The bank debt of Pacific Gas & Electric and Southern California Edison last week dropped about 10 points in the secondary market as blackouts hit California. The drop brought unsecured debt down to the 50s, while secured debt was quoted in the mid-70s, dealers said.
Opportunistic players were starting play in the companies' bonds last week, but there were no trades in the bank debt. The commercial paper, which is regarded as a tougher sell than the bonds, reportedly traded late last week in the high 70s.

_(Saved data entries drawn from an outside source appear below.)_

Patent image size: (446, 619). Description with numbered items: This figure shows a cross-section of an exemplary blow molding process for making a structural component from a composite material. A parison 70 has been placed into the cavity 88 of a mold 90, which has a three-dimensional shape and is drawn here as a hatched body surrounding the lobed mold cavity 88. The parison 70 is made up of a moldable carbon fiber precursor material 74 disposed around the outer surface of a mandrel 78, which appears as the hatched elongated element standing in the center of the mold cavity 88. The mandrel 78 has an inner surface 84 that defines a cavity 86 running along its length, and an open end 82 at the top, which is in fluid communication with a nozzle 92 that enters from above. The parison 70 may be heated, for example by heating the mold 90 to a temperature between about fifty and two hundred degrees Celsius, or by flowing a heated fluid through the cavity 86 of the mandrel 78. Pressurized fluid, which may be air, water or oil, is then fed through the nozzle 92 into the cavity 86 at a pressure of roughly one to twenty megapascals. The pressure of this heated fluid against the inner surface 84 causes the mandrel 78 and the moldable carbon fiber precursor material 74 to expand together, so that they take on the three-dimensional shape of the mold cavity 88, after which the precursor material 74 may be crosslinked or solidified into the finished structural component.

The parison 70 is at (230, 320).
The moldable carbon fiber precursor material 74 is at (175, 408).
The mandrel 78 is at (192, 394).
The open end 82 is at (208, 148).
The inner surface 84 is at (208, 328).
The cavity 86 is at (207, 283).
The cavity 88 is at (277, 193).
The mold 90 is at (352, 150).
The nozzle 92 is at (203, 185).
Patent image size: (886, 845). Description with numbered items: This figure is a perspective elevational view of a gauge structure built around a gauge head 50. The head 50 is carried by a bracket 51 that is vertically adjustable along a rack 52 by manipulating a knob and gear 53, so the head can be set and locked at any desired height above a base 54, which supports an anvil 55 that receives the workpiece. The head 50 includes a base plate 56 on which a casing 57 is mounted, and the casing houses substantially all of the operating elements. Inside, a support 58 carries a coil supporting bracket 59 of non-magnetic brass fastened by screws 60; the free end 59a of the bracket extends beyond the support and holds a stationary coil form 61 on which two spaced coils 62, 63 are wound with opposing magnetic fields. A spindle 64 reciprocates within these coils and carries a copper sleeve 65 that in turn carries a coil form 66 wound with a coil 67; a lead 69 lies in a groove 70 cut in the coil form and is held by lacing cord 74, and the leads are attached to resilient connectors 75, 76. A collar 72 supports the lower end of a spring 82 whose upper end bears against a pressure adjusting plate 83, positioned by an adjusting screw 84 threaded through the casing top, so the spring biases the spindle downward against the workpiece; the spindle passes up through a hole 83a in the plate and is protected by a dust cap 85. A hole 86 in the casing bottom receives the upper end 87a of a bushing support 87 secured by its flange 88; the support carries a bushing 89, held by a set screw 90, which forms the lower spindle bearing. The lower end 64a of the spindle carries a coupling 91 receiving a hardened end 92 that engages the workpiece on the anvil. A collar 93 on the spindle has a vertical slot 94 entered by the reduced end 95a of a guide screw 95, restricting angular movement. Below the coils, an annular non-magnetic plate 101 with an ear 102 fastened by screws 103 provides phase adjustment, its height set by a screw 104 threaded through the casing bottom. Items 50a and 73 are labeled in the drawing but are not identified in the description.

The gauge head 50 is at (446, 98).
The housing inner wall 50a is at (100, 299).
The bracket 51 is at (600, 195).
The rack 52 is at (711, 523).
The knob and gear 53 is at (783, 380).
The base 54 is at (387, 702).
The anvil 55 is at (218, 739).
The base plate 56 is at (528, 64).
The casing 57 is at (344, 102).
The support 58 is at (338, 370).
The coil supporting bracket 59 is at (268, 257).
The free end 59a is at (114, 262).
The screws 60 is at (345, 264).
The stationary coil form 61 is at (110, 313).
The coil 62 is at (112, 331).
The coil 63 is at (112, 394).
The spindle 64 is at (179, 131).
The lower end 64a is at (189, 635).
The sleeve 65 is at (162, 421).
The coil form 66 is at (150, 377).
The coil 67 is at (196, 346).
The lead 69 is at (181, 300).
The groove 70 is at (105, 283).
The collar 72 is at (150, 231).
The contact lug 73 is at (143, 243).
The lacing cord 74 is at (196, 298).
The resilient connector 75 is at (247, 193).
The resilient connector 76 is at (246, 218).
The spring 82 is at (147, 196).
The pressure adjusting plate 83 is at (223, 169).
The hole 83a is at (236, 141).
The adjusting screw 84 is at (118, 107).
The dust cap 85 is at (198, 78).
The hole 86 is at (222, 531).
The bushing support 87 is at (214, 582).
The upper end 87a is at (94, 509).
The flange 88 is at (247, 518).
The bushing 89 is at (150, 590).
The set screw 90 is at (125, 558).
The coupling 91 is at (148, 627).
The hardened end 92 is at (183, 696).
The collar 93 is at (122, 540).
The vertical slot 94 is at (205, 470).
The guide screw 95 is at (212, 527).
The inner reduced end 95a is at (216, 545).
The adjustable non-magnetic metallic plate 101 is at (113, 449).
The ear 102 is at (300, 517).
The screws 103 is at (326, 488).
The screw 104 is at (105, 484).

While dealers said no bank debt had traded last week, there was a rumored trade on the commercial paper for Southern California Edison on Thursday in the high 70s. A spokesman for Southern California Edison confirmed that the company has long said it may be forced into bankruptcy, but he declined to comment further. "We won't speculate on a timetable," he said. Calls to Pacific Gas & Electric were not returned.

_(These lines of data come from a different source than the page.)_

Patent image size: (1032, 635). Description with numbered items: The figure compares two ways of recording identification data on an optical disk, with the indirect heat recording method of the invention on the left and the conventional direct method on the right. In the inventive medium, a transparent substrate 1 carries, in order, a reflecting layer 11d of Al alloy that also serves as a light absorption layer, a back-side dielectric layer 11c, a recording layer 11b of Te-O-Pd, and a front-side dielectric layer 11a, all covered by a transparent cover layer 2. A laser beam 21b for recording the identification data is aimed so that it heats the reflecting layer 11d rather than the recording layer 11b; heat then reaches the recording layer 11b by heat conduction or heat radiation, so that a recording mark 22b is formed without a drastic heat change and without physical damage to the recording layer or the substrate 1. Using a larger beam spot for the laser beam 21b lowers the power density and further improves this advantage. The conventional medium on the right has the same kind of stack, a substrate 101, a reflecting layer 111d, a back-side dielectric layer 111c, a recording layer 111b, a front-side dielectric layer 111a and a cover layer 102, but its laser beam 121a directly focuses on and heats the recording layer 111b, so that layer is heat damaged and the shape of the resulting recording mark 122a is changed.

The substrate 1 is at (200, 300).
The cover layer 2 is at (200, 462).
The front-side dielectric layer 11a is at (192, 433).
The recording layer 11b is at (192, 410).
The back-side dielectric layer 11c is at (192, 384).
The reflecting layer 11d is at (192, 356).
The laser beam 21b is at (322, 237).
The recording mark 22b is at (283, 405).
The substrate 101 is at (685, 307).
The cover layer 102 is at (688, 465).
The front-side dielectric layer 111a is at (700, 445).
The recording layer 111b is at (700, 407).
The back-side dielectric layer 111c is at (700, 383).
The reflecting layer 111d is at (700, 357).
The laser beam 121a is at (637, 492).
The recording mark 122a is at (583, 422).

In the companies'capital structure, the unsecured bank debt sits behind the mortgage bonds. J.P. Morgan Chase leads several facilities totaling around $5 billion for Southern California Edison. A bank spokeswoman declined to comment. Bank of America leads the deal for several facilities totaling more than $3 billion for PG&E. A bank spokeswoman did not return calls.

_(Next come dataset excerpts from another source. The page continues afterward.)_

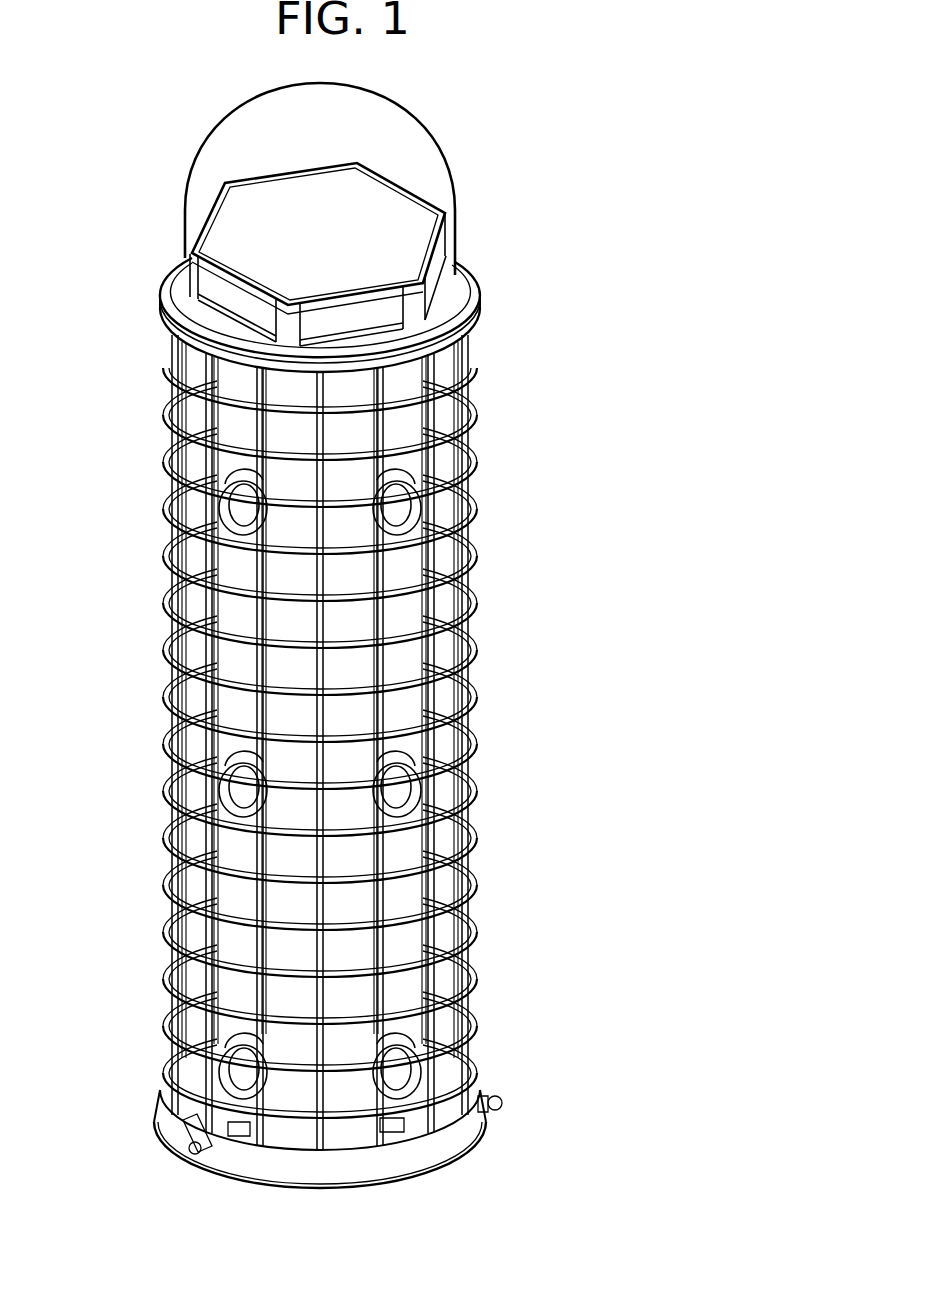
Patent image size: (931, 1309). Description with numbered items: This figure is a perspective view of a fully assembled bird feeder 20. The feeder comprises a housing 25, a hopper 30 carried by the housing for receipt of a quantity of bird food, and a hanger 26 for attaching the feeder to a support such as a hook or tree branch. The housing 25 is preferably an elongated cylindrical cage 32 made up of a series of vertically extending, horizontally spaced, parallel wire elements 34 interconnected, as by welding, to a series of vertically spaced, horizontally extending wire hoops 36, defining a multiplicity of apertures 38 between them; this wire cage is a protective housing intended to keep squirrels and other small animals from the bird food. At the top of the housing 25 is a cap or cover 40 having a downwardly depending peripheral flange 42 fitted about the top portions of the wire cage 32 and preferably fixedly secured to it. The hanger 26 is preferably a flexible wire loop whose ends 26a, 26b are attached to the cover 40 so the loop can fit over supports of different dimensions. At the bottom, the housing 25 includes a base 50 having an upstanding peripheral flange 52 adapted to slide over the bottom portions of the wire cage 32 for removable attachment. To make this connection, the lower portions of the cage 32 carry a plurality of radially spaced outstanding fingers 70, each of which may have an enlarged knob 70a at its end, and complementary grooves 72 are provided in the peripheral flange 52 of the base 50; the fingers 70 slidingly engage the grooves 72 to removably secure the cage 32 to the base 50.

The bird feeder 20 is at (528, 539).
The housing 25 is at (484, 843).
The hanger 26 is at (433, 129).
The hanger end 26a is at (456, 300).
The hanger end 26b is at (185, 278).
The hopper 30 is at (403, 665).
The cage 32 is at (483, 698).
The wire elements 34 is at (156, 700).
The wire hoops 36 is at (168, 551).
The apertures 38 is at (242, 840).
The cover 40 is at (487, 312).
The peripheral flange 42 is at (470, 332).
The base 50 is at (396, 1159).
The peripheral flange 52 is at (330, 1178).
The fingers 70 is at (493, 1094).
The knob 70a is at (501, 1110).
The grooves 72 is at (176, 1131).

Dealers have been watching the levels since Southern California Edison reported that it would not be making its next debt payment. Meanwhile, one trader questioned whether that route would be the best one to take in the long run. "Nothing's to be gained by forcing them into bankruptcy. The only thing that makes sense is if they're allowed to get to a state agency to support the rate increase," said a market watcher. Still, no traders guessed that the power would be shut off, which is what happened in Northern California last Wednesday evening.